O Governo já veio dizer que, caso as alterações mais recentes acabem por penalizar os trabalhadores, será aplicada, de forma automática, o regime mais favorável: neste caso é atribuída a bonificação mas também é calculado o corte. Serão pessoas que, mesmo com carreiras longas, já estão mais perto da idade de reforma, notou Vieira da Silva, frisando que estes casos correspondem apenas a cerca de 1% dos 9.714 requerimentos com intenção de deferimento. Porém, Filomena Salgado Oliveira aponta para casos em que o regime mais favorável só foi aplicado depois de reclamação. Já o PCP entende que “nada autoriza o Governo a, de forma oficiosa, escolher o regime mais benéfico para o trabalhador, considerando que não existem dois regimes de acesso à reforma antecipada por flexibilização, mas apenas um”. A ideia consta de uma pergunta dos comunistas ao Governo.
Bagão Félix: “Não é que seja favorável, mas não me repugna”
O ex-ministro da Segurança Social Bagão Félix defende que a lei “tem de ser muito clara”, mas, sem querer entrar na discussão sobre a base legal dos procedimentos, nota que a solução não o “repugna”. “Do ponto de vista da medida como ela está a ser interpretada pelo Governo, a minha posição, não é que seja favorável, mas não me repugna”, diz.
Ao eliminar o corte do fator de sustentabilidade e a penalização de 0,5%, o Governo avança já com “duas vantagens suficientemente grandes”, acrescenta o ex-ministro.
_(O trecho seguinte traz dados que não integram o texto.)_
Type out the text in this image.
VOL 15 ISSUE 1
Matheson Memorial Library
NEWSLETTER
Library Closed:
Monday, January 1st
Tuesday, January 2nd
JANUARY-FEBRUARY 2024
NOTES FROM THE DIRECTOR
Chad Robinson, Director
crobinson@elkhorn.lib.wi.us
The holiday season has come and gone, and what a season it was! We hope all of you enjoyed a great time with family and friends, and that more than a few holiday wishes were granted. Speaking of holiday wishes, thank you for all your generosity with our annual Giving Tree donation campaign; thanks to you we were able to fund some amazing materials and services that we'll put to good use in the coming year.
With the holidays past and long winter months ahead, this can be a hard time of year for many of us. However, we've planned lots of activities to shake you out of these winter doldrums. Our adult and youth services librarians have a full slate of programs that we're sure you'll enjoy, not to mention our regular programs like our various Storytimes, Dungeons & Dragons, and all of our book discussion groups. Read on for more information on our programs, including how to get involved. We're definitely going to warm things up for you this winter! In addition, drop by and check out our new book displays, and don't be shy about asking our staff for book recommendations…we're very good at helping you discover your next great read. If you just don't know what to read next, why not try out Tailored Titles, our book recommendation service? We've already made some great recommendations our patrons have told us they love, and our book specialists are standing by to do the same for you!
Mas também admite que haja aqui um problema “em termos de expectativas”. E se esta discussão “tivesse sido desde o início cristalina e transparente”, deixando claro que o beneficiário “tem estas duas vantagens mas não pode ter aquela, porque no fundo isto era uma balança”, “provavelmente” o problema não teria sido levantado, nota. “Se desde o princípio a solução fosse aquela não me repugnaria, havendo sempre a possibilidade, casos raríssimos creio eu, em que, havendo prejuízo com esta nova lei, haja a possibilidade de optar”, conclui.
Para tentar perceber o efeito desta interpretação dos serviços no valor das pensões, a FSO Consultores elaborou um conjunto de simulações (também referidas pelo Negócios), tendo por base o fator de sustentabilidade aplicado em 2017 (13,88% na altura). Para quem contava acumular o fim dos cortes com a bonificação, as regras em vigor desde outubro têm um impacto globalmente negativo (última coluna), deixando de fora o primeiro caso, em que não há qualquer efeito.
Comparando já os dois conjuntos de regras (as que começaram a produzir efeitos em outubro e as que vêm de trás), as simulações mostram que há quem fique a ganhar e a perder. A não aplicação das bonificações nas longas carreiras levanta ainda outra dúvida à FSO: quem já atingiu 65 anos e conta pelo menos 48 anos de carreira tem garantida uma pensão bonificada (o que pode ter impacto nos dois últimos exemplos do quadro)? Isto tendo em conta que esta pessoa já atingiu aquela que é a sua idade normal de reforma (65 anos) e já cumpriu períodos que permitiam abandonar mais cedo o mercado de trabalho sem penalização, adianta.